Au de-là de mes yeux
Qui es-tu ?
Qui te connais?

Si je ne jouais pas à ce jeu
de faire comme si je t’aimais

Dans quel immense oubli
tomberais-tu, toi et ton nom?


C’est le dernier jour que je t’attends,
La fourchette me regarde
avec une infinie tristesse entre les dents.
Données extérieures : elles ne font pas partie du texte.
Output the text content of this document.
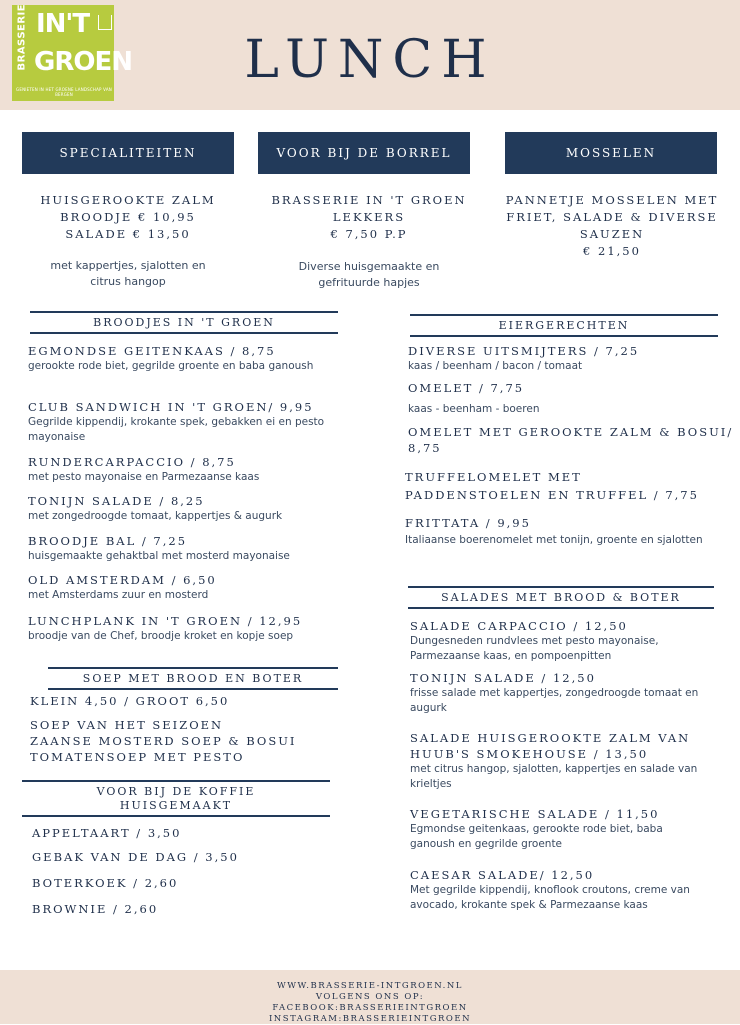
BRASSERIE IN'T
GROEN
GENIETEN IN HET GROENE LANDSCHAP VAN BERGEN
LUNCH
SPECIALITEITEN	VOOR BIJ DE BORREL	MOSSELEN
HUISGEROOKTE ZALM
BROODJE € 10,95
SALADE € 13,50
met kappertjes, sjalotten en
citrus hangop
BRASSERIE IN 'T GROEN
LEKKERS
€ 7,50 P.P
Diverse huisgemaakte en
gefrituurde hapjes
PANNETJE MOSSELEN MET
FRIET, SALADE & DIVERSE
SAUZEN
€ 21,50
BROODJES IN 'T GROEN
EGMONDSE GEITENKAAS / 8,75
gerookte rode biet, gegrilde groente en baba ganoush
CLUB SANDWICH IN 'T GROEN/ 9,95
Gegrilde kippendij, krokante spek, gebakken ei en pesto mayonaise
RUNDERCARPACCIO / 8,75
met pesto mayonaise en Parmezaanse kaas
TONIJN SALADE / 8,25
met zongedroogde tomaat, kappertjes & augurk
BROODJE BAL / 7,25
huisgemaakte gehaktbal met mosterd mayonaise
OLD AMSTERDAM / 6,50
met Amsterdams zuur en mosterd
LUNCHPLANK IN 'T GROEN / 12,95
broodje van de Chef, broodje kroket en kopje soep
SOEP MET BROOD EN BOTER
KLEIN 4,50 / GROOT 6,50
SOEP VAN HET SEIZOEN
ZAANSE MOSTERD SOEP & BOSUI
TOMATENSOEP MET PESTO
VOOR BIJ DE KOFFIE
HUISGEMAAKT
APPELTAART / 3,50
GEBAK VAN DE DAG / 3,50
BOTERKOEK / 2,60
BROWNIE / 2,60
EIERGERECHTEN
DIVERSE UITSMIJTERS / 7,25
kaas / beenham / bacon / tomaat
OMELET / 7,75
kaas - beenham - boeren
OMELET MET GEROOKTE ZALM & BOSUI/ 8,75
TRUFFELOMELET MET PADDENSTOELEN EN TRUFFEL / 7,75
FRITTATA / 9,95
Italiaanse boerenomelet met tonijn, groente en sjalotten
SALADES MET BROOD & BOTER
SALADE CARPACCIO / 12,50
Dungesneden rundvlees met pesto mayonaise, Parmezaanse kaas, en pompoenpitten
TONIJN SALADE / 12,50
frisse salade met kappertjes, zongedroogde tomaat en augurk
SALADE HUISGEROOKTE ZALM VAN HUUB'S SMOKEHOUSE / 13,50
met citrus hangop, sjalotten, kappertjes en salade van krieltjes
VEGETARISCHE SALADE / 11,50
Egmondse geitenkaas, gerookte rode biet, baba ganoush en gegrilde groente
CAESAR SALADE/ 12,50
Met gegrilde kippendij, knoflook croutons, creme van avocado, krokante spek & Parmezaanse kaas
WWW.BRASSERIE-INTGROEN.NL
VOLGENS ONS OP:
FACEBOOK:BRASSERIEINTGROEN
INSTAGRAM:BRASSERIEINTGROEN
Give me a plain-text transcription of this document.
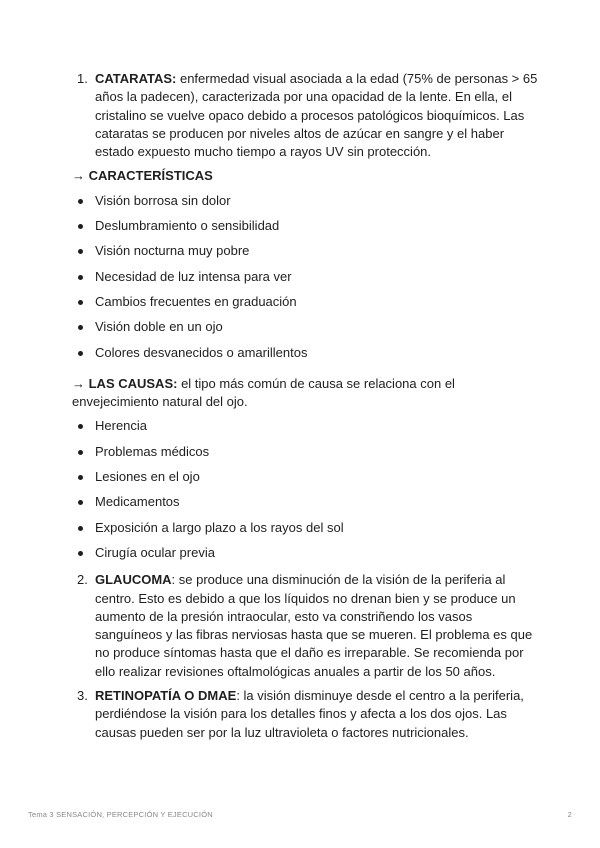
1. CATARATAS: enfermedad visual asociada a la edad (75% de personas > 65 años la padecen), caracterizada por una opacidad de la lente. En ella, el cristalino se vuelve opaco debido a procesos patológicos bioquímicos. Las cataratas se producen por niveles altos de azúcar en sangre y el haber estado expuesto mucho tiempo a rayos UV sin protección.
→ CARACTERÍSTICAS
Visión borrosa sin dolor
Deslumbramiento o sensibilidad
Visión nocturna muy pobre
Necesidad de luz intensa para ver
Cambios frecuentes en graduación
Visión doble en un ojo
Colores desvanecidos o amarillentos
→ LAS CAUSAS: el tipo más común de causa se relaciona con el envejecimiento natural del ojo.
Herencia
Problemas médicos
Lesiones en el ojo
Medicamentos
Exposición a largo plazo a los rayos del sol
Cirugía ocular previa
2. GLAUCOMA: se produce una disminución de la visión de la periferia al centro. Esto es debido a que los líquidos no drenan bien y se produce un aumento de la presión intraocular, esto va constriñendo los vasos sanguíneos y las fibras nerviosas hasta que se mueren. El problema es que no produce síntomas hasta que el daño es irreparable. Se recomienda por ello realizar revisiones oftalmológicas anuales a partir de los 50 años.
3. RETINOPATÍA O DMAE: la visión disminuye desde el centro a la periferia, perdiéndose la visión para los detalles finos y afecta a los dos ojos. Las causas pueden ser por la luz ultravioleta o factores nutricionales.
Tema 3 SENSACIÓN, PERCEPCIÓN Y EJECUCIÓN	2
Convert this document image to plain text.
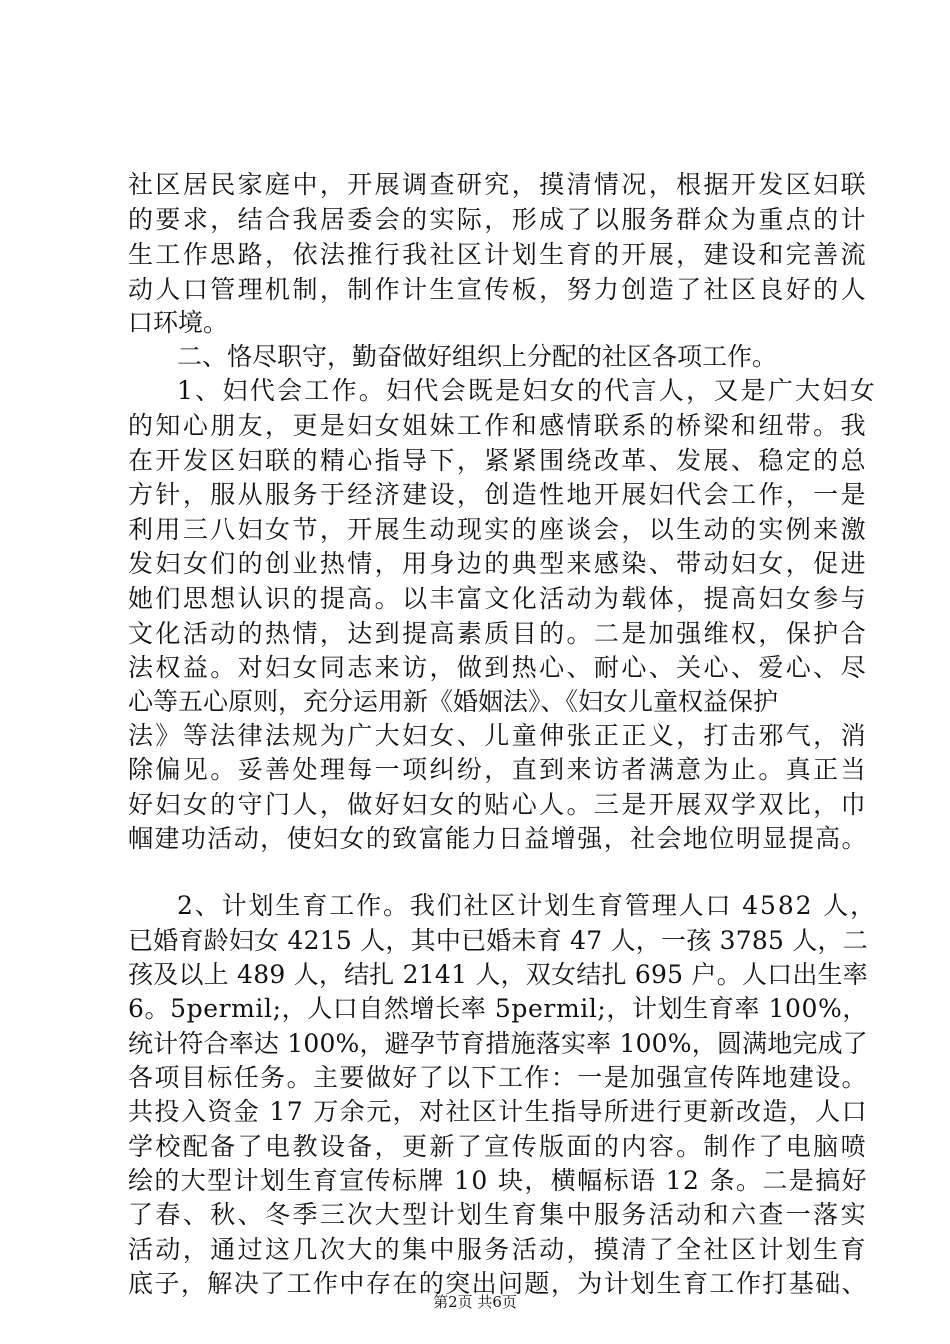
社区居民家庭中，开展调查研究，摸清情况，根据开发区妇联
的要求，结合我居委会的实际，形成了以服务群众为重点的计
生工作思路，依法推行我社区计划生育的开展，建设和完善流
动人口管理机制，制作计生宣传板，努力创造了社区良好的人
口环境。
二、恪尽职守，勤奋做好组织上分配的社区各项工作。
1、妇代会工作。妇代会既是妇女的代言人，又是广大妇女
的知心朋友，更是妇女姐妹工作和感情联系的桥梁和纽带。我
在开发区妇联的精心指导下，紧紧围绕改革、发展、稳定的总
方针，服从服务于经济建设，创造性地开展妇代会工作，一是
利用三八妇女节，开展生动现实的座谈会，以生动的实例来激
发妇女们的创业热情，用身边的典型来感染、带动妇女，促进
她们思想认识的提高。以丰富文化活动为载体，提高妇女参与
文化活动的热情，达到提高素质目的。二是加强维权，保护合
法权益。对妇女同志来访，做到热心、耐心、关心、爱心、尽
心等五心原则，充分运用新《婚姻法》、《妇女儿童权益保护
法》等法律法规为广大妇女、儿童伸张正正义，打击邪气，消
除偏见。妥善处理每一项纠纷，直到来访者满意为止。真正当
好妇女的守门人，做好妇女的贴心人。三是开展双学双比，巾
帼建功活动，使妇女的致富能力日益增强，社会地位明显提高。
2、计划生育工作。我们社区计划生育管理人口 4582 人，
已婚育龄妇女 4215 人，其中已婚未育 47 人，一孩 3785 人，二
孩及以上 489 人，结扎 2141 人，双女结扎 695 户。人口出生率
6。5permil;，人口自然增长率 5permil;，计划生育率 100%，
统计符合率达 100%，避孕节育措施落实率 100%，圆满地完成了
各项目标任务。主要做好了以下工作：一是加强宣传阵地建设。
共投入资金 17 万余元，对社区计生指导所进行更新改造，人口
学校配备了电教设备，更新了宣传版面的内容。制作了电脑喷
绘的大型计划生育宣传标牌 10 块，横幅标语 12 条。二是搞好
了春、秋、冬季三次大型计划生育集中服务活动和六查一落实
活动，通过这几次大的集中服务活动，摸清了全社区计划生育
底子，解决了工作中存在的突出问题，为计划生育工作打基础、
第2页 共6页
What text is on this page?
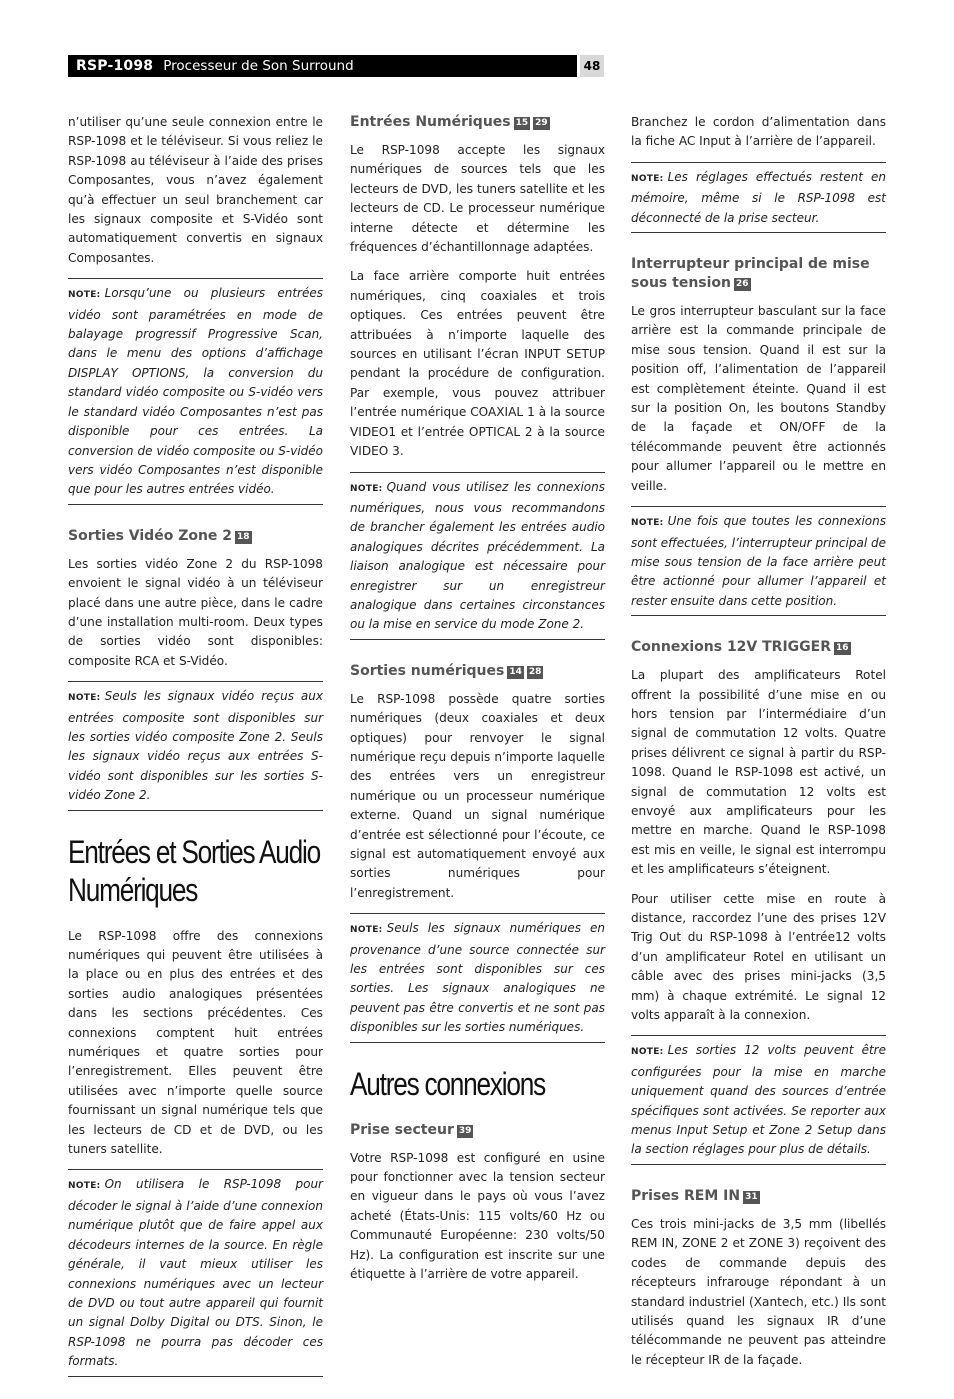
RSP-1098 Processeur de Son Surround	48

n’utiliser qu’une seule connexion entre le RSP-1098 et le téléviseur. Si vous reliez le RSP-1098 au téléviseur à l’aide des prises Composantes, vous n’avez également qu’à effectuer un seul branchement car les signaux composite et S-Vidéo sont automatiquement convertis en signaux Composantes.

NOTE: Lorsqu’une ou plusieurs entrées vidéo sont paramétrées en mode de balayage progressif Progressive Scan, dans le menu des options d’affichage DISPLAY OPTIONS, la conversion du standard vidéo composite ou S-vidéo vers le standard vidéo Composantes n’est pas disponible pour ces entrées. La conversion de vidéo composite ou S-vidéo vers vidéo Composantes n’est disponible que pour les autres entrées vidéo.
Sorties Vidéo Zone 2 18

Les sorties vidéo Zone 2 du RSP-1098 envoient le signal vidéo à un téléviseur placé dans une autre pièce, dans le cadre d’une installation multi-room. Deux types de sorties vidéo sont disponibles: composite RCA et S-Vidéo.

NOTE: Seuls les signaux vidéo reçus aux entrées composite sont disponibles sur les sorties vidéo composite Zone 2. Seuls les signaux vidéo reçus aux entrées S-vidéo sont disponibles sur les sorties S-vidéo Zone 2.
Entrées et Sorties Audio Numériques

Le RSP-1098 offre des connexions numériques qui peuvent être utilisées à la place ou en plus des entrées et des sorties audio analogiques présentées dans les sections précédentes. Ces connexions comptent huit entrées numériques et quatre sorties pour l’enregistrement. Elles peuvent être utilisées avec n’importe quelle source fournissant un signal numérique tels que les lecteurs de CD et de DVD, ou les tuners satellite.

NOTE: On utilisera le RSP-1098 pour décoder le signal à l’aide d’une connexion numérique plutôt que de faire appel aux décodeurs internes de la source. En règle générale, il vaut mieux utiliser les connexions numériques avec un lecteur de DVD ou tout autre appareil qui fournit un signal Dolby Digital ou DTS. Sinon, le RSP-1098 ne pourra pas décoder ces formats.
Entrées Numériques 15 29

Le RSP-1098 accepte les signaux numériques de sources tels que les lecteurs de DVD, les tuners satellite et les lecteurs de CD. Le processeur numérique interne détecte et détermine les fréquences d’échantillonnage adaptées.

La face arrière comporte huit entrées numériques, cinq coaxiales et trois optiques. Ces entrées peuvent être attribuées à n’importe laquelle des sources en utilisant l’écran INPUT SETUP pendant la procédure de configuration. Par exemple, vous pouvez attribuer l’entrée numérique COAXIAL 1 à la source VIDEO1 et l’entrée OPTICAL 2 à la source VIDEO 3.

NOTE: Quand vous utilisez les connexions numériques, nous vous recommandons de brancher également les entrées audio analogiques décrites précédemment. La liaison analogique est nécessaire pour enregistrer sur un enregistreur analogique dans certaines circonstances ou la mise en service du mode Zone 2.
Sorties numériques 14 28

Le RSP-1098 possède quatre sorties numériques (deux coaxiales et deux optiques) pour renvoyer le signal numérique reçu depuis n’importe laquelle des entrées vers un enregistreur numérique ou un processeur numérique externe. Quand un signal numérique d’entrée est sélectionné pour l’écoute, ce signal est automatiquement envoyé aux sorties numériques pour l’enregistrement.

NOTE: Seuls les signaux numériques en provenance d’une source connectée sur les entrées sont disponibles sur ces sorties. Les signaux analogiques ne peuvent pas être convertis et ne sont pas disponibles sur les sorties numériques.
Autres connexions
Prise secteur 39

Votre RSP-1098 est configuré en usine pour fonctionner avec la tension secteur en vigueur dans le pays où vous l’avez acheté (États-Unis: 115 volts/60 Hz ou Communauté Européenne: 230 volts/50 Hz). La configuration est inscrite sur une étiquette à l’arrière de votre appareil.

Branchez le cordon d’alimentation dans la fiche AC Input à l’arrière de l’appareil.

NOTE: Les réglages effectués restent en mémoire, même si le RSP-1098 est déconnecté de la prise secteur.
Interrupteur principal de mise sous tension 26

Le gros interrupteur basculant sur la face arrière est la commande principale de mise sous tension. Quand il est sur la position off, l’alimentation de l’appareil est complètement éteinte. Quand il est sur la position On, les boutons Standby de la façade et ON/OFF de la télécommande peuvent être actionnés pour allumer l’appareil ou le mettre en veille.

NOTE: Une fois que toutes les connexions sont effectuées, l’interrupteur principal de mise sous tension de la face arrière peut être actionné pour allumer l’appareil et rester ensuite dans cette position.
Connexions 12V TRIGGER 16

La plupart des amplificateurs Rotel offrent la possibilité d’une mise en ou hors tension par l’intermédiaire d’un signal de commutation 12 volts. Quatre prises délivrent ce signal à partir du RSP-1098. Quand le RSP-1098 est activé, un signal de commutation 12 volts est envoyé aux amplificateurs pour les mettre en marche. Quand le RSP-1098 est mis en veille, le signal est interrompu et les amplificateurs s’éteignent.

Pour utiliser cette mise en route à distance, raccordez l’une des prises 12V Trig Out du RSP-1098 à l’entrée12 volts d’un amplificateur Rotel en utilisant un câble avec des prises mini-jacks (3,5 mm) à chaque extrémité. Le signal 12 volts apparaît à la connexion.

NOTE: Les sorties 12 volts peuvent être configurées pour la mise en marche uniquement quand des sources d’entrée spécifiques sont activées. Se reporter aux menus Input Setup et Zone 2 Setup dans la section réglages pour plus de détails.
Prises REM IN 31

Ces trois mini-jacks de 3,5 mm (libellés REM IN, ZONE 2 et ZONE 3) reçoivent des codes de commande depuis des récepteurs infrarouge répondant à un standard industriel (Xantech, etc.) Ils sont utilisés quand les signaux IR d’une télécommande ne peuvent pas atteindre le récepteur IR de la façade.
Nous avions dit huit heures et demi d’hier
et c’est aujourd’hui et tu n’es pas venu.

J’inspire aux murs
une compassion
violette et mélancolique.

Ne t’inquiètes pas
alors que je t’attendais

sachant avec certitude
que tu n’arriverais jamais

et sans arrêter pour cela de t’attendre,
j’ai écrit quatre ou cinq poèmes.

L’un d’eux aurait ta manière de
s’arracher la barbe, si tu n’étais pas imberbe,
et un autre ta manière exacte,
d’arriver en retard à tout.

Les oreillers revêtent un sillon
d’inappétence au milieu du front.

Nous avions dit huit heures et demi d’hier.
Cent ans ont passé et tu n’es pas venu.

J’ai écrit plusieurs livres.

L’un porte ton nom
mais aucun n’est ton fils.

Quel improbable
t’occupe donc ?

Es-tu donc mort ?

Ma spécialité
c’est de t’attendre.

Je sais attendre debout, couchée
je sais attendre mélancolique, furieuse,
je sais attendre comme si je n’attendais pas.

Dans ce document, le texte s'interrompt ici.